The battery’s four-species microbial community mimics the ecological structure of marine microbial ecosystems: a primary producer, a primary degrader and two ultimate consumers.
The primary producer first yields sucrose through photosynthesis, the primary degrader breaks the sucrose down to lactate, the two ultimate consumers further decompose lactate and generate electricity. Together the four microbial species with different functions achieve photoelectric conversion.

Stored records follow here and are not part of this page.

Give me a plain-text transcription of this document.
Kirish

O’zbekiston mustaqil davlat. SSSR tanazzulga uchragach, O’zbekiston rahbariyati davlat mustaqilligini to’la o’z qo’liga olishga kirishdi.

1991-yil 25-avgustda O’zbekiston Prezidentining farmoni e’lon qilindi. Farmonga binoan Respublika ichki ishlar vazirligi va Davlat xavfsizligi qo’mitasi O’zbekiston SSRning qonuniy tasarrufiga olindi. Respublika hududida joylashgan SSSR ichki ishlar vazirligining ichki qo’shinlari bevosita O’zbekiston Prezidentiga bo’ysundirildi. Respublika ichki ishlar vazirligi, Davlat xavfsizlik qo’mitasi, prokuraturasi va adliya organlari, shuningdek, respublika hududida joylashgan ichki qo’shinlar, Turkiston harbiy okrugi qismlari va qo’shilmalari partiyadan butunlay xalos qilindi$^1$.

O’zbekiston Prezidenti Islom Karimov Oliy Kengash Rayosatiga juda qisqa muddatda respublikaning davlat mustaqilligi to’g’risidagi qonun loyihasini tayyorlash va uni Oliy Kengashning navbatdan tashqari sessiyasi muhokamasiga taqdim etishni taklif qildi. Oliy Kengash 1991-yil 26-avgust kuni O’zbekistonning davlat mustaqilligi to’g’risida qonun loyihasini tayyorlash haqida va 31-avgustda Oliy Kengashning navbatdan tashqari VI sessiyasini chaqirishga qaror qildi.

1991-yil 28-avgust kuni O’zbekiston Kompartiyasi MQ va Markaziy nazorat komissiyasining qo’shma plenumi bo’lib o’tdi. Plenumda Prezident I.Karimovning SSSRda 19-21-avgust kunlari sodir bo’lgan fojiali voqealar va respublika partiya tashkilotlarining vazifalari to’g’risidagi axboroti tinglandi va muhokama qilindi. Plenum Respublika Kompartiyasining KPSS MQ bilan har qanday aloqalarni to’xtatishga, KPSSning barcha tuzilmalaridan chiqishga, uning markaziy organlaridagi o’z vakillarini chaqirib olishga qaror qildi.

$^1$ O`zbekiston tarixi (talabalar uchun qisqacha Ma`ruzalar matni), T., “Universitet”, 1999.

“It not only proves that the four-species system is optimal in terms of power density and stability, but also shows that maintaining a complete three-level ecological structure is an efficient way for bio-photoelectric conversion,” Dr. Zhu said. “The battery could serve as an alternative electrical energy source for ultralow-power facilities, such as environmental sensors of the Internet of Things. A single miniaturized bionic ocean battery generating hundreds of microwatts is sufficient to support these small facilities.”
The team is looking for effective ways to boost the power output. As with widely used solar cells, one strategy is to stack bio-solar cells to achieve greater voltage and current output for higher powered facilities.
“Three of the four species are engineered strains. Current efficiency is limited by the activity of cyanobacteria, and with genetic engineering there is hope to increase it by two to three times,” said Dr. Zhu. “The battery construction is relatively complicated at present. We are considering automating this process by using 3D printing technology.”